Comparative Example 8 has a copper content of 2.6% by weight, which is higher than the embodiments of the present invention. As a result, the thermal conductivity is 154 W / mK, which is lower than the embodiments of the present invention.

Comparative Example 9 has a high magnesium content of 2.2% by weight compared to the embodiments of the present invention. As a result, the thermal conductivity is 138 W / mK, which is lower than the embodiments of the present invention.

Table 3 below shows the tensile test results of tensile specimens made from each alloy and each alloy according to the comparative example of the present invention.

Alloy (wt%) Cu Mg Fe Si Al The tensile strength
(MPa) Yield strength
(MPa) Elongation
(%) Example One 1.01 0.52 0.59 - honey. 120 93 7 2 0.91 1.08 0.55 - honey. 134 96 13 3 1.37 0.51 0.62 - honey. 146 98 14 4 1.34 1.07 0.59 - honey. 172 131 15 5 1.90 0.56 0.62 - honey. 149 113 10 6 1.86 1.07 0.60 - honey. 177 126 11 Comparative Example 7 0.92 0.21 0.97 10.20 honey. 134 120 3 8 2.6 0.5 0.7 - honey. 295 165 27 9 0.1 2.2 0.4 - honey. 195 90 25 10 0.4 1.0 0.7 - honey. 110 50 25

As confirmed in Table 3, the alloys according to Examples 1 to 6 of the present invention, the alloy of Example 1 compared to the conventional Al-Si alloy (ADC 12, Comparative Example 7) widely used as an aluminum alloy for die casting Except for the tensile strength of 134 ~ 177MPa equivalent or above.

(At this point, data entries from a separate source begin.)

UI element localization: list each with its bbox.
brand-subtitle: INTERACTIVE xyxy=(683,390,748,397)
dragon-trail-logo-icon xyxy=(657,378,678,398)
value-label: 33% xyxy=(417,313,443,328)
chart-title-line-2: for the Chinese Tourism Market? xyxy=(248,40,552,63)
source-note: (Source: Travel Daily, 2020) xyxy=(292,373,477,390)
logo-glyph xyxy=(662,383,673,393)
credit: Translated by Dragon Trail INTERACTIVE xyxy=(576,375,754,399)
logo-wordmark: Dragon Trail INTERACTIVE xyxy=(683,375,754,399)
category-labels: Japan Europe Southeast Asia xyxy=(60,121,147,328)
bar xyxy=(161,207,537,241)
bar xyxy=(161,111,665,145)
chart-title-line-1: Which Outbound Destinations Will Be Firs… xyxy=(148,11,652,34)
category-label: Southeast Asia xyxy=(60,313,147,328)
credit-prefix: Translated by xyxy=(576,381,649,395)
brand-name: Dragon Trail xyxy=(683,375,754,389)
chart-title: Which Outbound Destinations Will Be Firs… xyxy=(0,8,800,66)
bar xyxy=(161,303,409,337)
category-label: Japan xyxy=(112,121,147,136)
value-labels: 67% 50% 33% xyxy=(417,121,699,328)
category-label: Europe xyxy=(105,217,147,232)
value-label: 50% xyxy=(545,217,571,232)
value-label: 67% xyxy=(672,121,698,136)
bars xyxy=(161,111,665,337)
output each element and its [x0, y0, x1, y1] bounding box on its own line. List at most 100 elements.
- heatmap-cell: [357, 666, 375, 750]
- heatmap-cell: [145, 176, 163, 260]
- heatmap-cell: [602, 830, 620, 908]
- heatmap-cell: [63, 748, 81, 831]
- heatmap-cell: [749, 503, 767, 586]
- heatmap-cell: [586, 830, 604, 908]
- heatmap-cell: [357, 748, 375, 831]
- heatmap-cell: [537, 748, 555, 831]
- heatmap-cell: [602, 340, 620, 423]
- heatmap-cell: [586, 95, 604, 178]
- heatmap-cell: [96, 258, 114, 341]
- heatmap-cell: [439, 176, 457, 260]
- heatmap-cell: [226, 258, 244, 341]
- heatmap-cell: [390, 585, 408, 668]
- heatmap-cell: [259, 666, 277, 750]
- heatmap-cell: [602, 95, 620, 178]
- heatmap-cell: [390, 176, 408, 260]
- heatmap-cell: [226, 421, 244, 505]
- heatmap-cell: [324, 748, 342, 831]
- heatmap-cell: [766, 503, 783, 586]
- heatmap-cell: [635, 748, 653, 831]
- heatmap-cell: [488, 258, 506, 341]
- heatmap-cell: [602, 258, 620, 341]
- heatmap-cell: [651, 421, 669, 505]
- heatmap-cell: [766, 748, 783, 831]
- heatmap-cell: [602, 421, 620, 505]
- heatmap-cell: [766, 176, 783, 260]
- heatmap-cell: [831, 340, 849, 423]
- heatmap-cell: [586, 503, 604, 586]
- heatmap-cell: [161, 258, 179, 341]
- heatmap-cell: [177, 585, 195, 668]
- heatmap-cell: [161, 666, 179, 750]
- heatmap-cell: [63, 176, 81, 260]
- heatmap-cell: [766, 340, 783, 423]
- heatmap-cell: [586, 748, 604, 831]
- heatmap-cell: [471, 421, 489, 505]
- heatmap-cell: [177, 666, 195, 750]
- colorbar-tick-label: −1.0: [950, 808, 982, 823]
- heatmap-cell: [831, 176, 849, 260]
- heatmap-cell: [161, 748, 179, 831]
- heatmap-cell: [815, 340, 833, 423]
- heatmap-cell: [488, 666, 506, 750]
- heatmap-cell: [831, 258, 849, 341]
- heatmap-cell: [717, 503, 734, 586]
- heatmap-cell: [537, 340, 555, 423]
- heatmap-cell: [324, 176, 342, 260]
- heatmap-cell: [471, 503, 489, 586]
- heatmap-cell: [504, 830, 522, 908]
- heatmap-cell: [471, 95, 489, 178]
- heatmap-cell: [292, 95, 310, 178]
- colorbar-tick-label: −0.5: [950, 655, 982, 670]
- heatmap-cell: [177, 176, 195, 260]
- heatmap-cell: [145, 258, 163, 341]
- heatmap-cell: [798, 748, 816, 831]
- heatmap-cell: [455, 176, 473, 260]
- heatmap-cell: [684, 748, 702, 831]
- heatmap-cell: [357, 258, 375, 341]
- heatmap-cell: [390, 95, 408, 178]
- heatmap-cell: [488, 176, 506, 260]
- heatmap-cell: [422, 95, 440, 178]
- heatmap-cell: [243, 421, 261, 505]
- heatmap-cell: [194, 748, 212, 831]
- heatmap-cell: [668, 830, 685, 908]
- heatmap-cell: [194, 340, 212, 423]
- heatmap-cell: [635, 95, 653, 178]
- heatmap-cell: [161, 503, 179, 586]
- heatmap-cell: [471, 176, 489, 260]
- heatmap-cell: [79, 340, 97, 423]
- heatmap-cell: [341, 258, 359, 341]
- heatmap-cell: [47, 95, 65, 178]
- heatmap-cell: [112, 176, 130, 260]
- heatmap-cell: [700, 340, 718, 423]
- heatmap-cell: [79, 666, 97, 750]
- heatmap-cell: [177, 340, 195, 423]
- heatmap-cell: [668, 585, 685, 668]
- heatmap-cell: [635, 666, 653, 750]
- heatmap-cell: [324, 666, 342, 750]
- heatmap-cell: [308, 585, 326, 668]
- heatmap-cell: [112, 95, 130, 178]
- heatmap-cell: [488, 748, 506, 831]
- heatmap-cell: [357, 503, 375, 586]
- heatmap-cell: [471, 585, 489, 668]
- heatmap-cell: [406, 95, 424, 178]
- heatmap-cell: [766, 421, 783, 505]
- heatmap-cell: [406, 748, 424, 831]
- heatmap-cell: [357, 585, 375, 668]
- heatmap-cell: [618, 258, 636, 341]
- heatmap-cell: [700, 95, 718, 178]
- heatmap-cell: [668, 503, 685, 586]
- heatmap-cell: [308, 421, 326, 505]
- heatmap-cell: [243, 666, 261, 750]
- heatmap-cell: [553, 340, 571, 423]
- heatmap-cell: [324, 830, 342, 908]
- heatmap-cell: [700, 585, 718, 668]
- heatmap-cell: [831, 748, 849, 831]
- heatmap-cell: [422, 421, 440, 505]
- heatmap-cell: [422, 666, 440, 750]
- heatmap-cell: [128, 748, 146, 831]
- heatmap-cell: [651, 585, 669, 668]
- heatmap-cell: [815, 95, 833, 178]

Comparative Example 10 has a copper content of 0.4 wt% lower than that of the embodiments of the present invention. As a result, the thermal conductivity is 180 W / mK, which is higher than the embodiments of the present invention, but the tensile strength is 110 MPa. The tensile strength is lower than that of the

Accordingly, the aluminum alloy according to the embodiment of the present invention can be suitably used as a die-casting aluminum material for heat dissipation parts that require a certain level of mechanical strength and excellent thermal conductivity along with castability of die casting.

Claims (7)

Die-casting aluminum alloy containing 0.8-2.5% by weight of copper (Cu), 0.5-1.5% by weight of magnesium (Mg) and 0.5-1.0% by weight of iron (Fe), with the remainder being aluminum (Al) and unavoidable impurities. The method of claim 1,
Wherein the aluminum alloy has a thermal conductivity of 160 W / mK or more. The method of claim 1,
The tensile strength of the aluminum alloy is die casting aluminum alloy, characterized in that more than 120MPa. The method of claim 1,
The difference between the liquidus temperature (T _L ) and the solidus temperature (T _S ) of the aluminum alloy is 60 ℃ or less and the heat of fusion (H) is die casting aluminum alloy, characterized in that more than 300J / g. The method of claim 1,
The aluminum alloy has a H / ΔT ratio of ΔT (T _L -T _S ), which is a difference between the heat of fusion (H), the liquidus temperature (T _L ), and the solid phase temperature (T _S ), is 5.3 J / g ° C. or more. Die casting aluminum alloy, characterized in that. The method of claim 1,
The copper (Cu) is an aluminum alloy for die casting, characterized in that 1.2 to 2.5% by weight. The method of claim 1,
The thermal conductivity of the aluminum alloy is 170W / mK or more, the tensile strength is die casting aluminum alloy, characterized in that more than 145MPa.